RTX appears fairly valued to slightly overvalued based on current metrics. Its trailing P/E of 36.54x is at the high end of its two-year historical range, indicating the market has priced in significant future growth. The forward P/E of 26.07x (based on $9.20 EPS) is more reasonable but still represents a premium to the broader market and many industrial peers. This premium is justified by the company's dominant market position and clear growth tailwinds, but it also implies that the stock is vulnerable to multiple compression if growth disappoints. The valuation is not egregious, but it leaves little room for error.
RTX is a good stock for investors with a long-term horizon who believe in the sustained defense upcycle and can accept current valuation levels.
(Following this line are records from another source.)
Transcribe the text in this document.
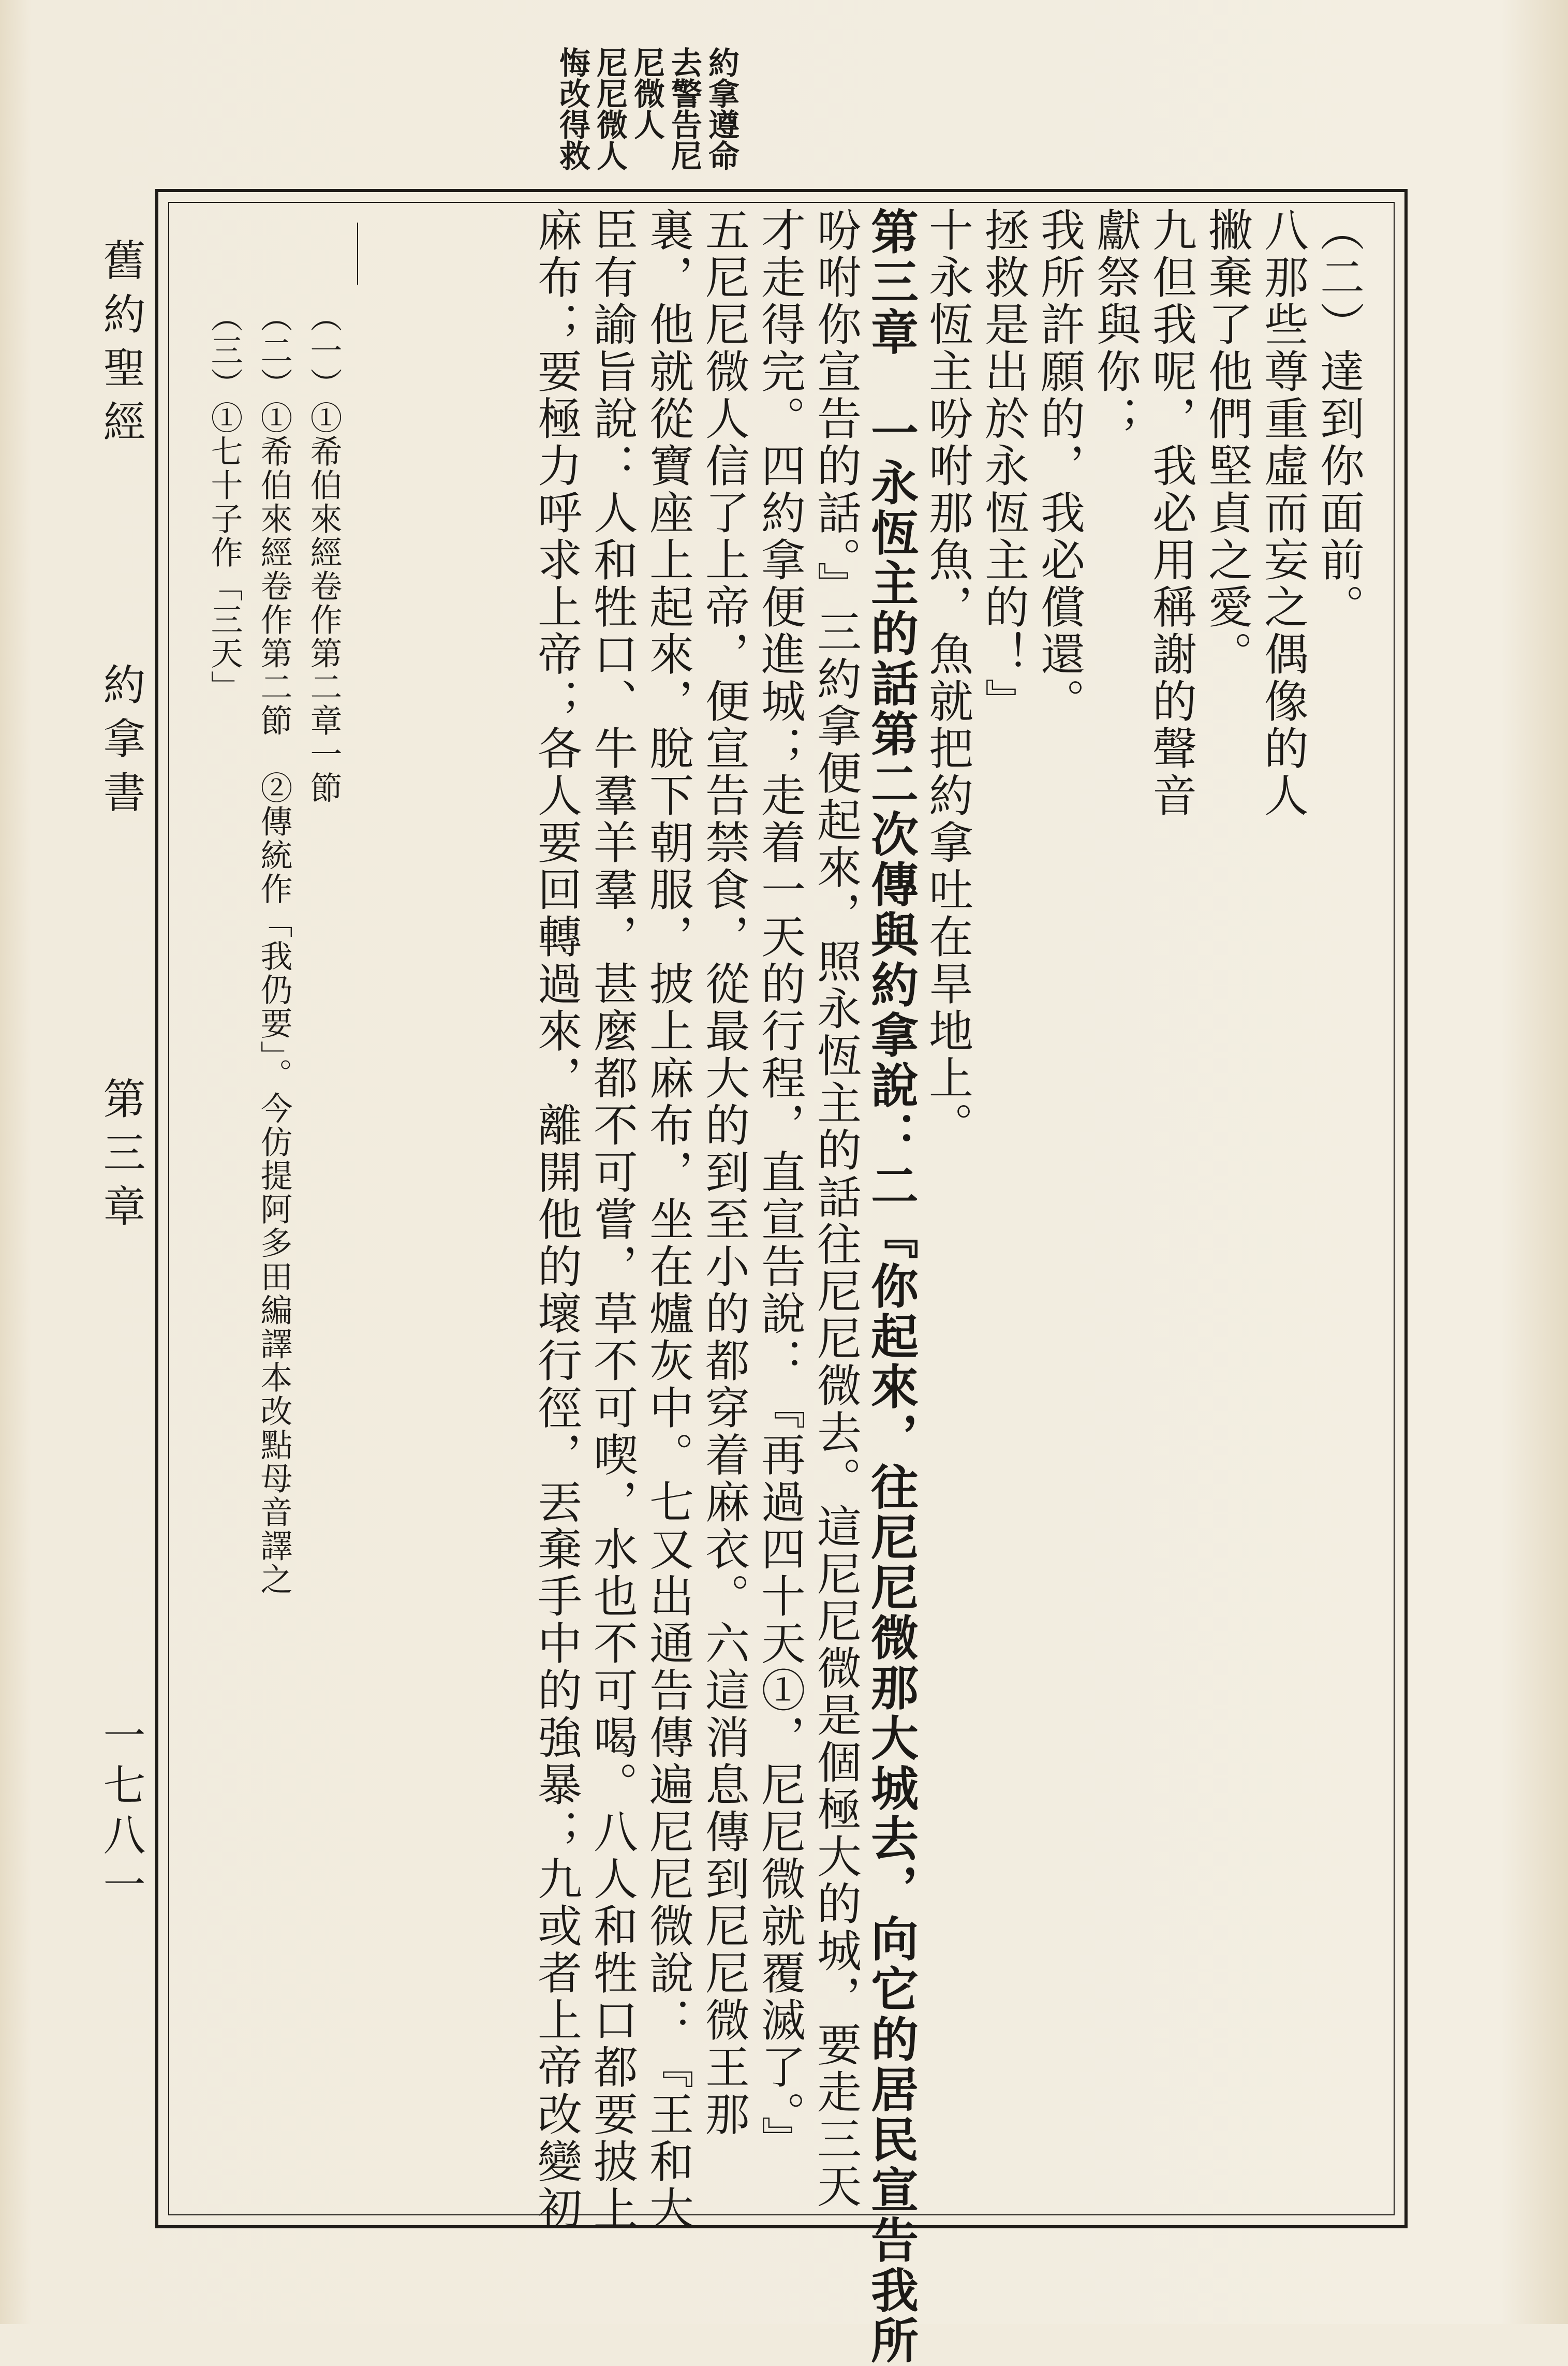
舊約聖經
約拿書
第三章
一七八一
約拿遵命
去警告尼
尼微人
尼尼微人
悔改得救
（二）達到你面前。
八那些尊重虛而妄之偶像的人
撇棄了他們堅貞之愛。
九但我呢，我必用稱謝的聲音
獻祭與你；
我所許願的，我必償還。
拯救是出於永恆主的！』
十永恆主吩咐那魚，魚就把約拿吐在旱地上。
第三章　一永恆主的話第二次傳與約拿說：二『你起來，往尼尼微那大城去，向它的居民宣告我所
吩咐你宣告的話。』三約拿便起來，照永恆主的話往尼尼微去。這尼尼微是個極大的城，要走三天
才走得完。四約拿便進城；走着一天的行程，直宣告說：『再過四十天①，尼尼微就覆滅了。』
五尼尼微人信了上帝，便宣告禁食，從最大的到至小的都穿着麻衣。六這消息傳到尼尼微王那
裏，他就從寶座上起來，脫下朝服，披上麻布，坐在爐灰中。七又出通告傳遍尼尼微說：『王和大
臣有諭旨說：人和牲口、牛羣羊羣，甚麼都不可嘗，草不可喫，水也不可喝。八人和牲口都要披上
麻布；要極力呼求上帝；各人要回轉過來，離開他的壞行徑，丟棄手中的強暴；九或者上帝改變初
（一）①希伯來經卷作第二章一節
（二）①希伯來經卷作第二節　②傳統作「我仍要」。今仿提阿多田編譯本改點母音譯之
（三）①七十子作「三天」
The stock offers a compelling growth story with 12% revenue growth and strong free cash flow, but it is not a clear-cut buy at this moment. The ~26x forward P/E is full, and the stock has recently underperformed the market. It would be a more attractive buy on a pullback toward the $187 support level, which would improve the risk/reward profile. For new money, a phased entry or waiting for a better technical setup is prudent.
RTX is predominantly suitable for a long-term investment horizon of 3-5 years. The core investment thesis is based on a multi-year defense procurement cycle and commercial aerospace recovery, which will take time to fully unfold. The stock's low beta of 0.428 indicates lower volatility relative to the market, making it less ideal for short-term trading based on technical swings. Furthermore, the current valuation suggests that near-term multiple expansion is limited, so returns will be more closely tied to earnings growth over time. Investors should be prepared to hold through potential political and budget-related volatility to capture the full value of the long-term growth story.